Physician Burnout, Stigma, and System Failure: What Leaders Must Address Now

April 7, 2026 | LinkedIn

Tim Fischer, President of Jackson and Coker, frames physician well-being as a leadership responsibility rather than an awareness issue. He points to three persistent drivers: burnout becoming normalized, stigma around seeking help, and structural barriers that make clinical practice harder than it should be. The underlying causes are familiar, including administrative burden, inefficient systems, misaligned incentives, and limited flexibility in care delivery.

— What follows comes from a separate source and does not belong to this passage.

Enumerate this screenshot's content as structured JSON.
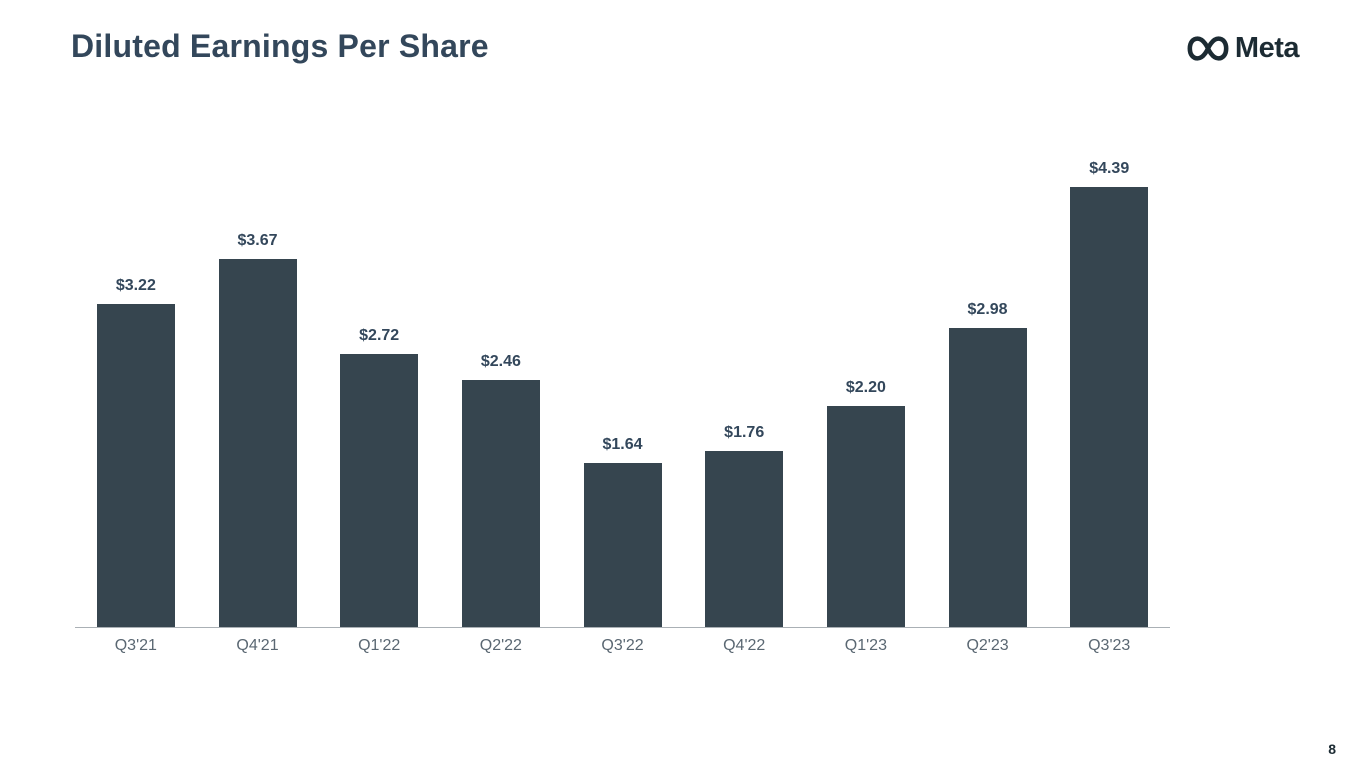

He also highlights the work of the Dr. Lorna Breen Heroes Foundation, particularly efforts to change licensure and credentialing questions that can discourage clinicians from seeking mental health support. The implications extend beyond individual experience, affecting retention, team dynamics, and the stability of care delivery. Addressing these issues requires leadership-level action, with changes to policies, systems, and support structures that influence whether clinicians stay engaged or step away.

Healthcare Adds 76,000 Jobs in March: 5 Things To Know

April 3, 2026 | Becker’s Hospital Review

Healthcare hiring rose in March, with employment up 76,400, well above the 12-month average of 29,000 monthly gains, according to the US Bureau of Labor Statistics. The increase followed a February decline of 32,400 jobs. Ambulatory care drove much of the growth, including a 35,000 gain in physician offices as workers returned from a strike, while hospitals added 14,900 jobs.

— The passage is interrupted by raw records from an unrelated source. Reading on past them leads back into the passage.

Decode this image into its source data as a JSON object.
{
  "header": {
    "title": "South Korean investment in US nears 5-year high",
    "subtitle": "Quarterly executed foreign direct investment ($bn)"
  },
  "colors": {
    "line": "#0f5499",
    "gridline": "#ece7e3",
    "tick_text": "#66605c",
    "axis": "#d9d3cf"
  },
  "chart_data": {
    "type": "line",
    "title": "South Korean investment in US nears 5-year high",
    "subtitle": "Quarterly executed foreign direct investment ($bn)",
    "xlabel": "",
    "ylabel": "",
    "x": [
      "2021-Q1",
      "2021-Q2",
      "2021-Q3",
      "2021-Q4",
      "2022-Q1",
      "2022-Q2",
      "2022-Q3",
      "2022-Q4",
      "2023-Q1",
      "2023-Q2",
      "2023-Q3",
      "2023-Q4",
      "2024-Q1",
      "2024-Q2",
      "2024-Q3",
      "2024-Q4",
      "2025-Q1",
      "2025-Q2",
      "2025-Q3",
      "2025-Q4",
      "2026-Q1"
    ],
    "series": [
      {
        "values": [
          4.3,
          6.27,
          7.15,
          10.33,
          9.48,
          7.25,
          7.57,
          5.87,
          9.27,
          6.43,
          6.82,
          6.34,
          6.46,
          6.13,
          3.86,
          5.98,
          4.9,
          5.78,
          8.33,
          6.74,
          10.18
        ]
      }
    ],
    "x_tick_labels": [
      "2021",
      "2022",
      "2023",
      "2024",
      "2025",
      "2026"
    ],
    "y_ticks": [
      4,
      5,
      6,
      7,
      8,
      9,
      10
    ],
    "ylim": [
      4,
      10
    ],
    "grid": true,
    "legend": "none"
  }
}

The rebound points to continued volatility rather than steady momentum. Month-to-month gains can be influenced by labor disruptions and return-to-work patterns, making underlying staffing stability harder to gauge. Demand for clinicians is still shifting in waves, which keeps pressure on coverage planning. Maintaining contingency staffing plans remains important even during periods of growth, particularly when local disruptions or labor events can quickly tighten capacity.